Clinicians Digest Mar/Apr 2008 - Page 6


Although the IOM stresses that its report isn't saying that other treatments are ineffective—it's merely calling for more research on them—the Department of Veterans Affairs (VA) has announced that it's ramping up efforts to train its staff in exposure therapy. Larry Scott, founder of VA Watchdog, a veterans' advocacy group, contends that the IOM report furthers the VA's real intention: to curtail spiraling disability benefits by narrowing the diagnosis and treatment of PTSD.

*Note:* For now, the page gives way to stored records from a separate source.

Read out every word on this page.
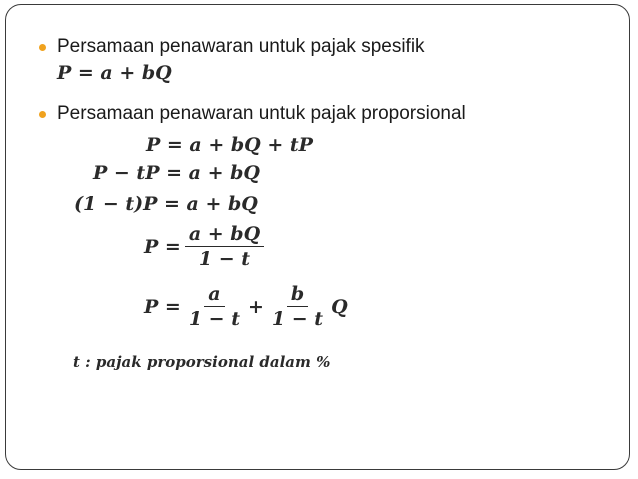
Persamaan penawaran untuk pajak spesifik
P = a + bQ
Persamaan penawaran untuk pajak proporsional
P = a + bQ + tP
P − tP = a + bQ
(1 − t)P = a + bQ
$P = \frac{a + bQ}{1 - t}$
$P = \frac{a}{1 - t} + \frac{b}{1 - t}$ Q
t : pajak proporsional dalam %
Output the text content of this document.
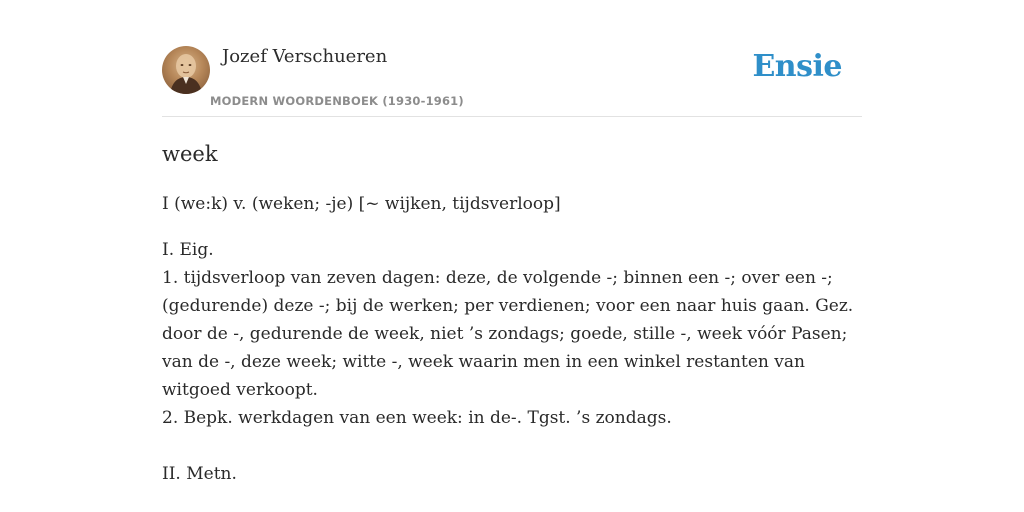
Jozef Verschueren
MODERN WOORDENBOEK (1930-1961)
Ensie
week
I (we:k) v. (weken; -je) [~ wijken, tijdsverloop]
I. Eig.
1. tijdsverloop van zeven dagen: deze, de volgende -; binnen een -; over een -;
(gedurende) deze -; bij de werken; per verdienen; voor een naar huis gaan. Gez.
door de -, gedurende de week, niet ’s zondags; goede, stille -, week vóór Pasen;
van de -, deze week; witte -, week waarin men in een winkel restanten van
witgoed verkoopt.
2. Bepk. werkdagen van een week: in de-. Tgst. ’s zondags.
II. Metn.
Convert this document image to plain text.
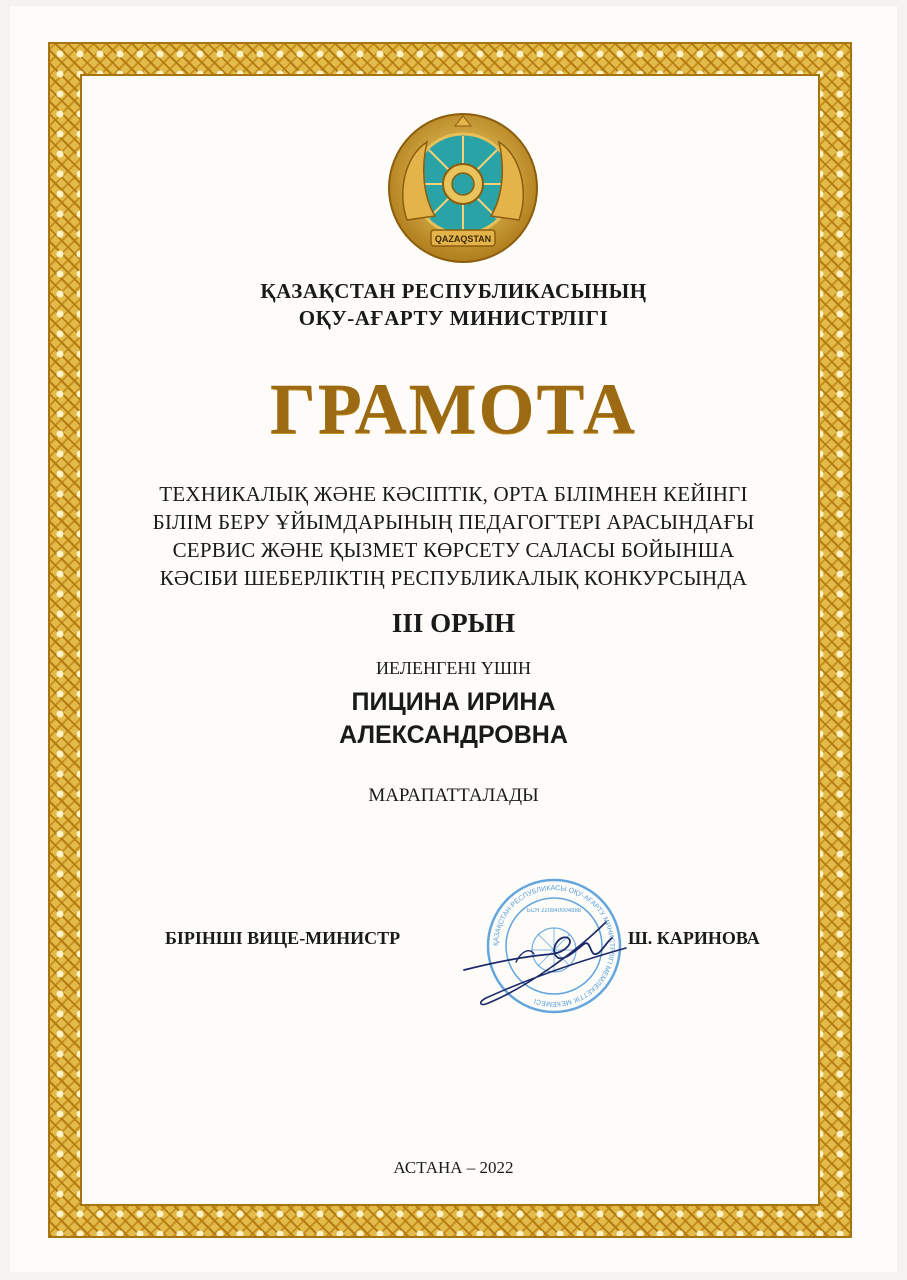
QAZAQSTAN
ҚАЗАҚСТАН РЕСПУБЛИКАСЫНЫҢ
ОҚУ-АҒАРТУ МИНИСТРЛІГІ
ГРАМОТА
ТЕХНИКАЛЫҚ ЖӘНЕ КӘСІПТІК, ОРТА БІЛІМНЕН КЕЙІНГІ
БІЛІМ БЕРУ ҰЙЫМДАРЫНЫҢ ПЕДАГОГТЕРІ АРАСЫНДАҒЫ
СЕРВИС ЖӘНЕ ҚЫЗМЕТ КӨРСЕТУ САЛАСЫ БОЙЫНША
КӘСІБИ ШЕБЕРЛІКТІҢ РЕСПУБЛИКАЛЫҚ КОНКУРСЫНДА
III ОРЫН
ИЕЛЕНГЕНІ ҮШІН
ПИЦИНА ИРИНА
АЛЕКСАНДРОВНА
МАРАПАТТАЛАДЫ
БІРІНШІ ВИЦЕ-МИНИСТР	ҚАЗАҚСТАН РЕСПУБЛИКАСЫ ОҚУ-АҒАРТУ МИНИСТРЛІГІ МЕМЛЕКЕТТІК МЕКЕМЕСІ
БСН 220840004888
Ш. КАРИНОВА
АСТАНА – 2022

Critics have long claimed that efficiency in the health care system is too often achieved by narrowing the definition of a disorder and limiting treatment objectives, leaving many prospective clients without access to any care and forcing others to settle for abbreviated treatments. Scott fears that the long-term effect of the IOM report will be that veterans are called upon to make yet one more sacrifice—this time, in the name of treatment "efficiency."

Meditating for Clients

In the January/February Psychotherapy Networker, Jerome Front wrote about training therapists to do mindful meditation—not to learn an anxiety-or stress-reducing technique that they can pass on to their clients, but to enhance their own therapeutic insight and skills. A study reported in last October's Psychotherapy and Psychosomatics supports Front's view of the clinical value of meditation for therapists.

Specifically, the study looked at whether psychotherapists in training who worked on an inpatient psychiatric unit would do better therapy if they meditated. The researchers randomly assigned nine of the therapists, who'd had no experience with meditation, to meditate with a Zen master for an hour before their workday during their entire residency. Following each meditation session, the therapists progressed through their rigorous work week of individual and group therapy sessions, social skills trainings, psychoanalysis, and so on.